Auch in Rheinland-Pfalz hat das BSW seine Kandidaten aufgestellt. Dort kam am Sonntag der Bundestagsabgeordnete Alexander Ulrich auf Platz 1 der BSW-Landesliste. Weitere Kandidat*innen waren die Journalistin Sina Listmann und die Kabarettistin Alice Hoffmann, bekannt als »Kittelschürze der Nation« Hilde Becker.

An Personal für Direktkandidaturen fehlt es dem BSW in vielen Bundesländern, zugleich gibt es aber durchaus Menschen, die in Wahlkreisen direkt zur Bundestagswahl antreten. In Hamburg, Schleswig-Holstein und Mecklenburg-Vorpommern kommt erschwerend hinzu, dass dort noch nicht einmal Landesverbände gegründet wurden.

Bei den jüngsten Umfragen zur Bundestagswahl ist das BSW zudem eingebrochen und kam auf nur noch vier (Forsa, 26. November) bzw. fünf Prozent (Forschungsgruppe Wahlen, 22. November). Dagegen sah das Allensbach-Institut das BSW am 22. November weiter bei 7,5 Prozent. Wagenknecht sagte dazu gegenüber der Deutschen Presse-Agentur: »Es ist nichts Neues, dass mit Umfragen Politik gemacht wird. Dass Forsa uns pünktlich zum Start des Bundestagswahlkampfs miese Werte gibt, überrascht mich nicht.« Sie verwies auf die besseren Werte bei anderen Instituten.

Wagenknecht räumte aber ein, dass die Umfragewerte nicht mehr so gut sind wie etwa kurz nach den Landtagswahlen im September. Sie gab erneut den Thüringer Unterhändlern bei den Koalitionsverhandlungen mit CDU und SPD die Schuld dafür: »Ein wichtiger Grund war, dass es über die Regierungsbildung in Thüringen zu einem öffentlichen Konflikt kam.«

Wagenknecht räumte zuletzt ein, dass das Wahlprogramm schneller fertig werden muss als geplant. Auch die Finanzen seien eine »gewisse Herausforderung«. BSW-Bundesschatzmeister Ralph Suikat sagte »T-Online«, er hoffe auf Darlehensgeber, bis die staatliche Parteienfinanzierung greife.

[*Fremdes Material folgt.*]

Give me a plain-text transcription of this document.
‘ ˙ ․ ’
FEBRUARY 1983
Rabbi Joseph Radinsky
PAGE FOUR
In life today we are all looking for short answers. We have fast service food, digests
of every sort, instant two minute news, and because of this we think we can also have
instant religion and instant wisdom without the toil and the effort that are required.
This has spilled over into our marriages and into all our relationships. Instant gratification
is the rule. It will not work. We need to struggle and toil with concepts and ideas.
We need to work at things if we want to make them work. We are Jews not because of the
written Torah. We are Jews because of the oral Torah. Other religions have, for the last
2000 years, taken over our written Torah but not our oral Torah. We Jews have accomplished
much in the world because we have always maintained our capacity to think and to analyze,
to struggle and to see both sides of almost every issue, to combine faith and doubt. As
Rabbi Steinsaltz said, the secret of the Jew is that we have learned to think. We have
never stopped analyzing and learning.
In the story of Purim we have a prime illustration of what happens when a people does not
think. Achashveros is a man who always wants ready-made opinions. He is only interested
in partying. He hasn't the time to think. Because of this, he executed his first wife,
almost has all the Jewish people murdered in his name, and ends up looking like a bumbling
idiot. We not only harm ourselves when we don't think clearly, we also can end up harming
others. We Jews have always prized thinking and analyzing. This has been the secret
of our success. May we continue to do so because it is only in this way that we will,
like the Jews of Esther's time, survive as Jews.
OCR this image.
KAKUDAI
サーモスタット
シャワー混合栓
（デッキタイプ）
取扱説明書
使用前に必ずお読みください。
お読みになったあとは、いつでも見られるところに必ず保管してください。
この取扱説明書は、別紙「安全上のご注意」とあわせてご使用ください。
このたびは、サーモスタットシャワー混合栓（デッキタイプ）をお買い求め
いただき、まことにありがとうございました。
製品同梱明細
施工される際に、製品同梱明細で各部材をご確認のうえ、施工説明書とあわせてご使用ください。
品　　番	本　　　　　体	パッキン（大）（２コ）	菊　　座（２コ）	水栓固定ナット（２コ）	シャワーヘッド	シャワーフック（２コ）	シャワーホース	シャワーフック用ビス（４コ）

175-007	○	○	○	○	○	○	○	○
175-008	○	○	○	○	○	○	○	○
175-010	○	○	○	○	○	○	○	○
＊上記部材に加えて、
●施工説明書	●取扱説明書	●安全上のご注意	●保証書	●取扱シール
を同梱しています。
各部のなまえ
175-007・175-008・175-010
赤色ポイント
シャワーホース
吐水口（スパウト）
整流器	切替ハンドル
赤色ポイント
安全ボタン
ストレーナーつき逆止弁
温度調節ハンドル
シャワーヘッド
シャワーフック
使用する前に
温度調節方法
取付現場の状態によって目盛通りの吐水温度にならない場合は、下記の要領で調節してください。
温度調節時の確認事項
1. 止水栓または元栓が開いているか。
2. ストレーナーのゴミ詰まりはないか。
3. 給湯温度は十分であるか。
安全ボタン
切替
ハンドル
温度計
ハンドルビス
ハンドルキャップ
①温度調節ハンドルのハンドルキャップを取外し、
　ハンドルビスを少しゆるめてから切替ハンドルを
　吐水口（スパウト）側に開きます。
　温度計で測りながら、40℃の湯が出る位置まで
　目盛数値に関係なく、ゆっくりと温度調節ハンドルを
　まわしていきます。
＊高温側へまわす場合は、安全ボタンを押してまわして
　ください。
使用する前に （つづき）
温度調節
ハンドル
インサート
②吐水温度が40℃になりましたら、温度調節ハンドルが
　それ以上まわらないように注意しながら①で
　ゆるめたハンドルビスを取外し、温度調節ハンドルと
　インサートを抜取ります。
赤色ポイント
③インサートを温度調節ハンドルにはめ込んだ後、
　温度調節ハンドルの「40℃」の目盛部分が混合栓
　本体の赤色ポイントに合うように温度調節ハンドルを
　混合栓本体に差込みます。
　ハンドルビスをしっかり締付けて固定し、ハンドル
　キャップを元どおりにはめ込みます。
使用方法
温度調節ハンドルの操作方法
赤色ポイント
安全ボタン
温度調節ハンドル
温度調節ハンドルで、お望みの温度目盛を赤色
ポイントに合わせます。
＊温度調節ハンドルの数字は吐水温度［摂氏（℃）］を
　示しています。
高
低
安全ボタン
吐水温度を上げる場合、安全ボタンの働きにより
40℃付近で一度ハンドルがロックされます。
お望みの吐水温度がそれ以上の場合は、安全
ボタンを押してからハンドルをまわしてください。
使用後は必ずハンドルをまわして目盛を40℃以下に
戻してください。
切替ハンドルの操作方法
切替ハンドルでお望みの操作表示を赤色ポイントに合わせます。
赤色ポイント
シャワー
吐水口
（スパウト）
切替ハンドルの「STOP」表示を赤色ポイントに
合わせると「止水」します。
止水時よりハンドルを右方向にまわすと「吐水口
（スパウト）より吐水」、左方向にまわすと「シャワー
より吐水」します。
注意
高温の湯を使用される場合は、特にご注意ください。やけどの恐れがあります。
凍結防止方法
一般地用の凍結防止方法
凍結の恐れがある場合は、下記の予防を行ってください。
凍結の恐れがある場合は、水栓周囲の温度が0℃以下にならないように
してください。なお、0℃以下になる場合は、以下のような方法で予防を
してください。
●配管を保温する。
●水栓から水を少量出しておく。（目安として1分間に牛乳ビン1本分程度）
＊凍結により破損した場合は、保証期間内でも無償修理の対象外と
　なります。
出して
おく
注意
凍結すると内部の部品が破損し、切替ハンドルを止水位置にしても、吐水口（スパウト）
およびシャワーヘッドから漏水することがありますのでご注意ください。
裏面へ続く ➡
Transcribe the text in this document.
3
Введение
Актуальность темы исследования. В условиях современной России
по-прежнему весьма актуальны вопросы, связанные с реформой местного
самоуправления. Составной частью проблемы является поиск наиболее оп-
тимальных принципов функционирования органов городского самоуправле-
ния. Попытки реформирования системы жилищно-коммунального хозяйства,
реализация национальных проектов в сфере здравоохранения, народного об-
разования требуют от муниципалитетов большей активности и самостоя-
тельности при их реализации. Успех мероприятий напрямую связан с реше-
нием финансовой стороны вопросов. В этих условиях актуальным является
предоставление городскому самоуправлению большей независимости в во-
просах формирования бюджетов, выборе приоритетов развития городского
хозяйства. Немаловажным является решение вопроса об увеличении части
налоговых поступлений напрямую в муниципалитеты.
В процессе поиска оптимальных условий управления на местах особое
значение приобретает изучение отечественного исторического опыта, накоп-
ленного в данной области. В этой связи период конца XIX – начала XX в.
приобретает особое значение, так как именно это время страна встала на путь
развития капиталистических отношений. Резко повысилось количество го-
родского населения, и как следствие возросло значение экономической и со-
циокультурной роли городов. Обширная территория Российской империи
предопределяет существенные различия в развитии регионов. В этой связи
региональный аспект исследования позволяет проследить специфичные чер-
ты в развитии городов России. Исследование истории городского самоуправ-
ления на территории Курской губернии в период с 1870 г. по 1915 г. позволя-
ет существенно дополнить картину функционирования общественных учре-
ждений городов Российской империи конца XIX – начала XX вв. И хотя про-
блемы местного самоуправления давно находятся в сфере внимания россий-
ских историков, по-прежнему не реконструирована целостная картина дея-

Für den Wahlkampf plane er mit vier Millionen Euro.

Das BSW hat indes immer wieder großzügige Spenden von Einzelpersonen erhalten, zuletzt 50 000 Euro von dem Unternehmer Heinrich Röder aus Freiburg, wie Spiegel online am Freitag berichtete. Röder bestätigte die Spende. Er verdient sein Geld mit der Entwicklung von Solaranlagen und Windparks – und berät gleichzeitig das BSW zum Thema Erneuerbare Energien.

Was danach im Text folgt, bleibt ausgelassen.